I think that's why these are two very separate projects. For those
who are most troubled by the grossest defects of syslog classic,
we're developing SELP, which just fixes the UDP and the broken
timestamp.

For those who are deeply concerned about the lack of good high-level
log analysis, an unavoidable consequence of the lossy nature of
current logging, we're trying to develop a more structured and
informative logging system. The two are being separate; new log
payloads can be carried by old or new transports, and vice versa.
What's more this syslog payload structuring and tagging exercise
would also be happy carried over the new RFC 3195 and following
(syslog-reliable, syslog-secure).

> The lossiness is due to the fact that the developer didn't care
> about giving any more details.

It's aggravated by the lack of a standard specification for the
structured payload. We're undertaking to develop one, concurrently
with an API to make it as easy as possible to emit the structured
data while allowing code to guarantee the correctness of the
structure.

> The point is that you guys are wasting a lot of time if the
> developer doesn't use it or the OS manufacturer doesn't
> incorporate it.

If we can make it good enough, we can incorporate backward-compat
shims to allow old and new data to be easily merged, with the shim
adding as much additional information as can be automatically
appended. We can write translators that read old-style unstructured
log entries for specific applications and convert them to the
best-possible new structure.

We can build log analysis tools that work off the new structure, and
deploy them --- with our new logging system (including
backwards-compat shims) as prerequisite.

When it's deployed, older apps will have less capable analysis than
new ones, simply because there isn't enough data available; if they
want the best possible analysis they'll have to upgrade to the new
logging strategy.

The analysis tools will pull the rest of the world kicking and
screaming along behind. Or this project will be a failure, which is
of course possible. But if we don't try, we'll never know for sure.

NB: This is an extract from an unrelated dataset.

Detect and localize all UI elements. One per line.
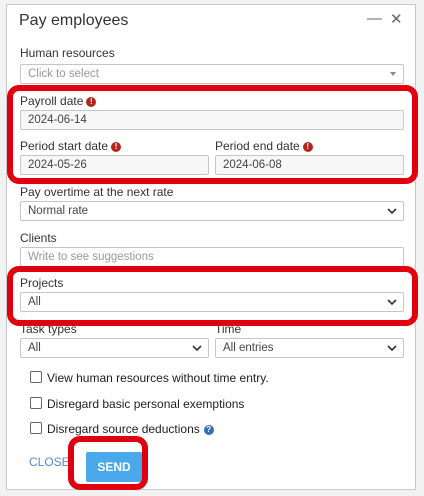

> This is the biggest beef.  Tagged or XML doesn't make any difference.

Actually, it does, due to the danger of excess power in the parser.

> You're bloating the data so that a network sniffer can easily read your
> logs.

No, we're providing an extensible framework for structured log data,
enabling application-independant analysis.

> This wastes a lot of resources on the client.

This is unavoidable if you want a better grade of analysis.

> Get the data out of the client as efficiently as possible.

All of it. For all apps.

Unless you're going to require a knowlege base in the server that
grows linearly with the number of apps (rather than with the number
of distinct kinds of apps), you have to encode the structure in the
data, rather than leaving it implicit for the server to deduce.

> With this tagging/xml, you are putting a layer of complexity that
> will kill it.

Could be. Could be that application-independant analyzable
structured logfiles are impossible today. We'll find out. I sorta
hope you're wrong.

But anyway, since we're separating them, we'll at least have SELP as
a small improvement for today:-).

> Every language will have their own tags to describe the same thing.

That's exactly what we're planning on avoiding. If we can't get a
consistent lexicon of tags, where the same concept is always tagged
with the same tag regardless of application, than this will be a
complete failure.

> It's an amazing sight to see that no matter which country a tool
> comes from that does network analysis of an IP packet, it can
> still show you IP addresses, ports, and flags.  Of course, my tool
> of choice always puts it in the language that I'm most comfortable
> with using.

Oh, you're talking about _human_ languages! That's the easiest one
of all. Speak english.

If we should decide that we want to internationalize the lexicon,
that's easy, too. Folks do the equivalent job all the time, tools
like gettext help in maintaining implementations.

The hard part isn't the language the words are in (or languages, we
can have a set of possible expressions for each tag), it's ensuring
that the tag concepts are distinct. If we _know_ all possible
language expressions for a tag, we can continue to have a portable
analysis system.

-Bennett